Stories without recipes



Roxy in repose.

It took four years, but the dog and I finally reached a dtente.  

"Lolly" had been a stray on the tough streets of Framingham, Mass., when we got her 11 years ago. The nice woman at the pound told us that while Lolly was indeed adorable, we might find her a bit aggressive. We'd need to show her who was boss, but that would be easy. She casually demonstrated how we should grab the snarling dog by the neck, flip her onto her back, look her straight in the eyes and growl.  

I'd never had a dog before, and I've never really been a big growler, so this was hard for me. But I did it, along with a knee to her belly to teach her not to jump up, and an affectionate yet jarring chuck under the chin, just as her own mom would have done in the wild. We balked when a behaviorist recommended Prozac, but after she nearly decapitated a sweet shi-tzu soon after that, I wondered if we had made the right decision. By this point we had gotten to know our dog a little better, and we realized -- she was no Lolly. We renamed her: Roxy.  
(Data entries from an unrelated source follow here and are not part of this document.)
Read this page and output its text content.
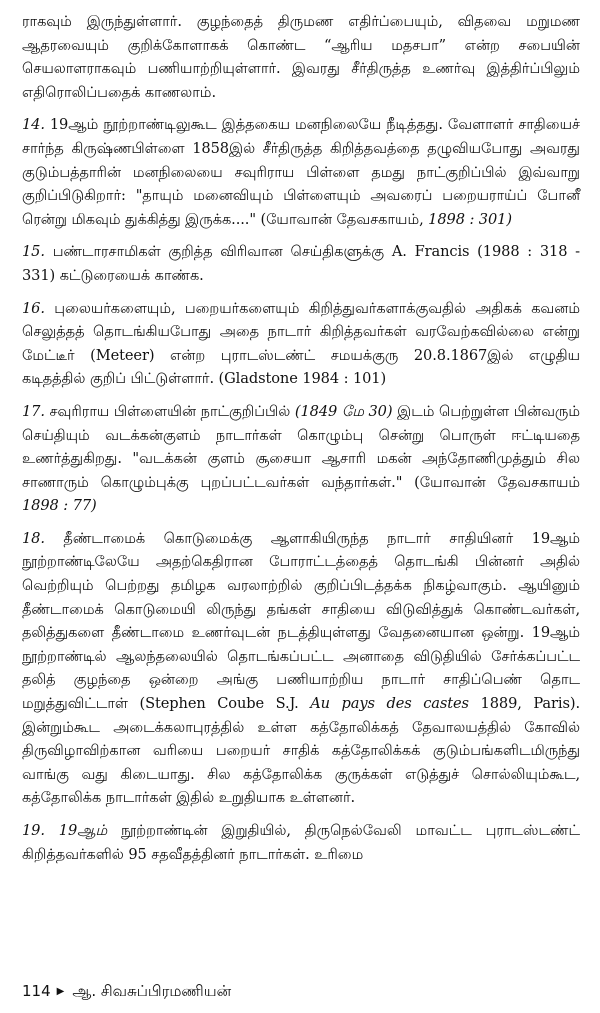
ராகவும் இருந்துள்ளார். குழந்தைத் திருமண எதிர்ப்பையும், விதவை மறுமண ஆதரவையும் குறிக்கோளாகக் கொண்ட “ஆரிய மதசபா” என்ற சபையின் செயலாளராகவும் பணியாற்றியுள்ளார். இவரது சீர்திருத்த உணர்வு இத்திர்ப்பிலும் எதிரொலிப்பதைக் காணலாம்.

14. 19ஆம் நூற்றாண்டிலுகூட இத்தகைய மனநிலையே நீடித்தது. வேளாளர் சாதியைச் சார்ந்த கிருஷ்ணபிள்ளை 1858இல் சீர்திருத்த கிறித்தவத்தை தழுவியபோது அவரது குடும்பத்தாரின் மனநிலையை சவுரிராய பிள்ளை தமது நாட்குறிப்பில் இவ்வாறு குறிப்பிடுகிறார்: "தாயும் மனைவியும் பிள்ளையும் அவரைப் பறையராய்ப் போனீ ரென்று மிகவும் துக்கித்து இருக்க...." (யோவான் தேவசகாயம், 1898 : 301)

15. பண்டாரசாமிகள் குறித்த விரிவான செய்திகளுக்கு A. Francis (1988 : 318 - 331) கட்டுரையைக் காண்க.

16. புலையர்களையும், பறையர்களையும் கிறித்துவர்களாக்குவதில் அதிகக் கவனம் செலுத்தத் தொடங்கியபோது அதை நாடார் கிறித்தவர்கள் வரவேற்கவில்லை என்று மேட்டீர் (Meteer) என்ற புராடஸ்டண்ட் சமயக்குரு 20.8.1867இல் எழுதிய கடிதத்தில் குறிப் பிட்டுள்ளார். (Gladstone 1984 : 101)

17. சவுரிராய பிள்ளையின் நாட்குறிப்பில் (1849 மே 30) இடம் பெற்றுள்ள பின்வரும் செய்தியும் வடக்கன்குளம் நாடார்கள் கொழும்பு சென்று பொருள் ஈட்டியதை உணர்த்துகிறது. "வடக்கன் குளம் சூசையா ஆசாரி மகன் அந்தோணிமுத்தும் சில சாணாரும் கொழும்புக்கு புறப்பட்டவர்கள் வந்தார்கள்." (யோவான் தேவசகாயம் 1898 : 77)

18. தீண்டாமைக் கொடுமைக்கு ஆளாகியிருந்த நாடார் சாதியினர் 19ஆம் நூற்றாண்டிலேயே அதற்கெதிரான போராட்டத்தைத் தொடங்கி பின்னர் அதில் வெற்றியும் பெற்றது தமிழக வரலாற்றில் குறிப்பிடத்தக்க நிகழ்வாகும். ஆயினும் தீண்டாமைக் கொடுமையி லிருந்து தங்கள் சாதியை விடுவித்துக் கொண்டவர்கள், தலித்துகளை தீண்டாமை உணர்வுடன் நடத்தியுள்ளது வேதனையான ஒன்று. 19ஆம் நூற்றாண்டில் ஆலந்தலையில் தொடங்கப்பட்ட அனாதை விடுதியில் சேர்க்கப்பட்ட தலித் குழந்தை ஒன்றை அங்கு பணியாற்றிய நாடார் சாதிப்பெண் தொட மறுத்துவிட்டாள் (Stephen Coube S.J. Au pays des castes 1889, Paris). இன்றும்கூட அடைக்கலாபுரத்தில் உள்ள கத்தோலிக்கத் தேவாலயத்தில் கோவில் திருவிழாவிற்கான வரியை பறையர் சாதிக் கத்தோலிக்கக் குடும்பங்களிடமிருந்து வாங்கு வது கிடையாது. சில கத்தோலிக்க குருக்கள் எடுத்துச் சொல்லியும்கூட, கத்தோலிக்க நாடார்கள் இதில் உறுதியாக உள்ளனர்.

19. 19ஆம் நூற்றாண்டின் இறுதியில், திருநெல்வேலி மாவட்ட புராடஸ்டண்ட் கிறித்தவர்களில் 95 சதவீதத்தினர் நாடார்கள். உரிமை

114 ▶ ஆ. சிவசுப்பிரமணியன்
Dog ownership wasn't all my husband had promised. He had painted a glowing picture of a dog gently licking my tears when I was sad; an animal who would curl up by me in the winter, exuding love and affection, not to mention warmth. Instead, we were all growling at each other, and on the rare occasion that someone raised a voice or even just started to whimper a bit, the dog would scurry out of the room without a backward glance.

Things were tough between us until one day seven years ago. My husband, BD, a real estate appraiser, was doing a job in a tough part of town. As he pulled into a parking space, his car lightly tapped the bumper of another car.

"He hit ah cah!" whined the woman who'd been sitting in the car to her boyfriend as he emerged from a store a minute later.    

"Wha - huh?" said the boyfriend.  

"Him!" she said, pointing to my hapless husband sitting in his car reading a map and sipping coffee. "He hit ah cah!" The boyfriend began to lumber over to BD's car.  

"Hey," he growled, "is there a problem here?" The brute was pushing up his sleeves as he walked. He got to the car and started to lean in when suddenly, the window became a blur of teeth and spit; the onset of ferocious barking made it hard to hear. Roxy had been lying down in the back of the car.

"What was that?" BD asked innocently. "I couldn't hear you."  

"Oh, forget it," the coward said, tail between his bulldog legs, as he slunk back to his petulant girlfriend.  

It's been seven years since the day I learned to appreciate Roxy's -- special talents. I still don't love it when she tries to kill small animals, and I'm a little embarrassed by how much she longs to harm the earnest environmentalists who show up at our door, but we all have our quirks. As long as she stays in our corner, I think we'll keep her.